Рядом, с одной и с другой — стороны, сядут другие посетители, но за ними будет стоять прикрепленный охранник. Пришлось долго ждать: минут десять, может быть, пятнадцать. Они показались бесконечными. А потом из-за стальной двери появились заключенные: цепочка грязных, мятых оранжевых роб, небритые, несвежие лица, нечищеные зубы и широкие улыбки. Люк шел пятым. Едва взглянув на него, Алехандро понял, что он в порядке. А Кизия?
Совершенно бессознательно, увидев Лукаса, она вскочила на ноги, вытянулась во весь свой крошечный рост. Она стояла очень прямо, и на лице ее застыла мучительная улыбка. Глаза полны жизни. Она была необыкновенно хороша в эту минуту. А Люку показалась еще прекраснее, чем всегда. Их взгляды встретились, она чуть ли не танцевала на месте. Он подошел к телефону.
— Почему этот болван стоит у тебя за спиной?
— Лукас!
— Хорошо, охранник. Они обменялись улыбками.
— Чтобы сдерживать любопытных.
— Проблемы?
— Фотографы. Люк кивнул.
— Кто-то сказал, что тут какая-то кинозвезда и множество репортеров. Подозреваю, что это ты. Она кивнула.
— Как ты?
— Хорошо.
Ей не надо было доказывать этого, потому что он тут же отыскал глазами Алехандро, который кивнул и улыбнулся.
— Твое фото в газете ужасно, дорогая.
— Да. Точно.
— Я был потрясен, когда увидел. Похоже, ты потеряла сознание.
— Ладно тебе. Я уже в полном порядке.
— Эта сенсационная новость уже докатилась до Нью-Йорка?
Она снова кивнула.
— Господи, ты, наверно, услышала об этом от Эдварда.
— Можно сказать так. Но он выдержит. Она печально улыбнулась.
— А ты?
Он пристально вглядывался в нее. Она кивнула.
— Что он сказал?
— Ничего особенного. Он просто волновался.
— Надо же было тебе пройти еще и через это помимо всего остального!

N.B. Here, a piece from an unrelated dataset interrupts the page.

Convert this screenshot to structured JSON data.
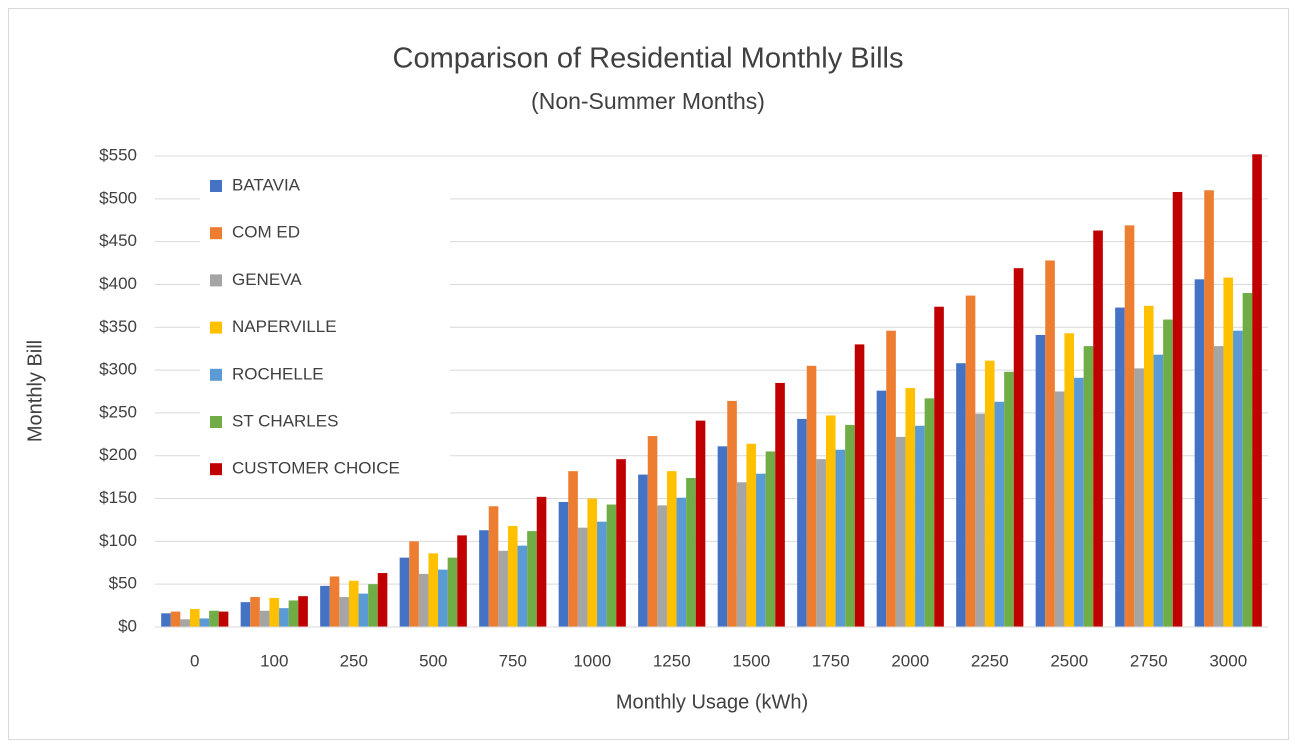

Они говорили так, будто сидели рядышком на диване.
— Плевать! Знаешь, Лукас, мы были счастливы до сих пор. Это ведь могло случиться давным-давно.
— Да, но мы могли бы попасть в газеты по более приятному поводу.

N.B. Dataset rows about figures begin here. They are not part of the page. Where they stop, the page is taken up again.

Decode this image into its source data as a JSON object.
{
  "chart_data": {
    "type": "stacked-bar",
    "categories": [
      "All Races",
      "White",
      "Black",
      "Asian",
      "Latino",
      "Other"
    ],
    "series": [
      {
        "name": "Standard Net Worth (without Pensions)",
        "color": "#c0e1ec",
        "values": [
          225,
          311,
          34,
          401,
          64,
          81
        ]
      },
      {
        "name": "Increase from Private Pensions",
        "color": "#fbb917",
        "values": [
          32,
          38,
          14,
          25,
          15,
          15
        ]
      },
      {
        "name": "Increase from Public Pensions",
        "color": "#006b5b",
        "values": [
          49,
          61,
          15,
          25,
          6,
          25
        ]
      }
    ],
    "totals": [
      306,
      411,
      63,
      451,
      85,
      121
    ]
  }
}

Она кивнула и засмеялась. Ей не терпелось переключиться на другие темы — ведь оставалось так мало времени.
— Дорогой, тебе, правда, не так плохо?
— Малыш, мне не привыкать к этому дерьму. Нормально.
— Мы все еще помолвлены, мистер Джонс.
— Кизия, я люблю тебя.
— А я тебя обожаю. — Ее лицо вспыхнуло. Она просто таяла от его взгляда. Они обсудили некоторые технические детали, он дал ей список телефонов с просьбой позвонить, хотя в основном обо всех своих делах успел позаботиться сам, еще до суда. Он знал, каковы шансы, — знал лучше, чем она.
Оставшиеся минуты визита прошли в банальных разговорах, шутках, поддразнивании, саркастических описаниях тюремного меню. Он выглядел на удивление хорошо. Превратности судьбы были ему не внове. Несколько минут он говорил с Алехандро, а потом опять обратился к Кизии. Она сняла трубку. Люк повернулся через плечо на голос, звука которого она не слышала.
— Я так и думал. Время заканчивается.
— О! — У нее потемнело в глазах. — Люк!..
— Послушай, малыш. Я хочу, чтобы ты кое-что сделала для меня. Чтобы ты сегодня же улетела в Нью-Йорк. Я уже сказал Алехандро.
— Почему, Лукас?
— А что тебе здесь делать? Болтаться, пока меня не отправят в Квентин, потом ждать три недели, пока я не получу разрешения на визиты, а потом видеть меня по часу каждую неделю? Не глупи, крошка. Я хочу, чтобы ты уехала домой.
Помимо всего прочего, так безопаснее, хотя в данный момент ей ничего не грозит. В его теперешнем положении страсти вокруг должны улечься. Вряд ли кого-нибудь заинтересует Кизия. Он не хотел подвергать; ее даже малейшему риску.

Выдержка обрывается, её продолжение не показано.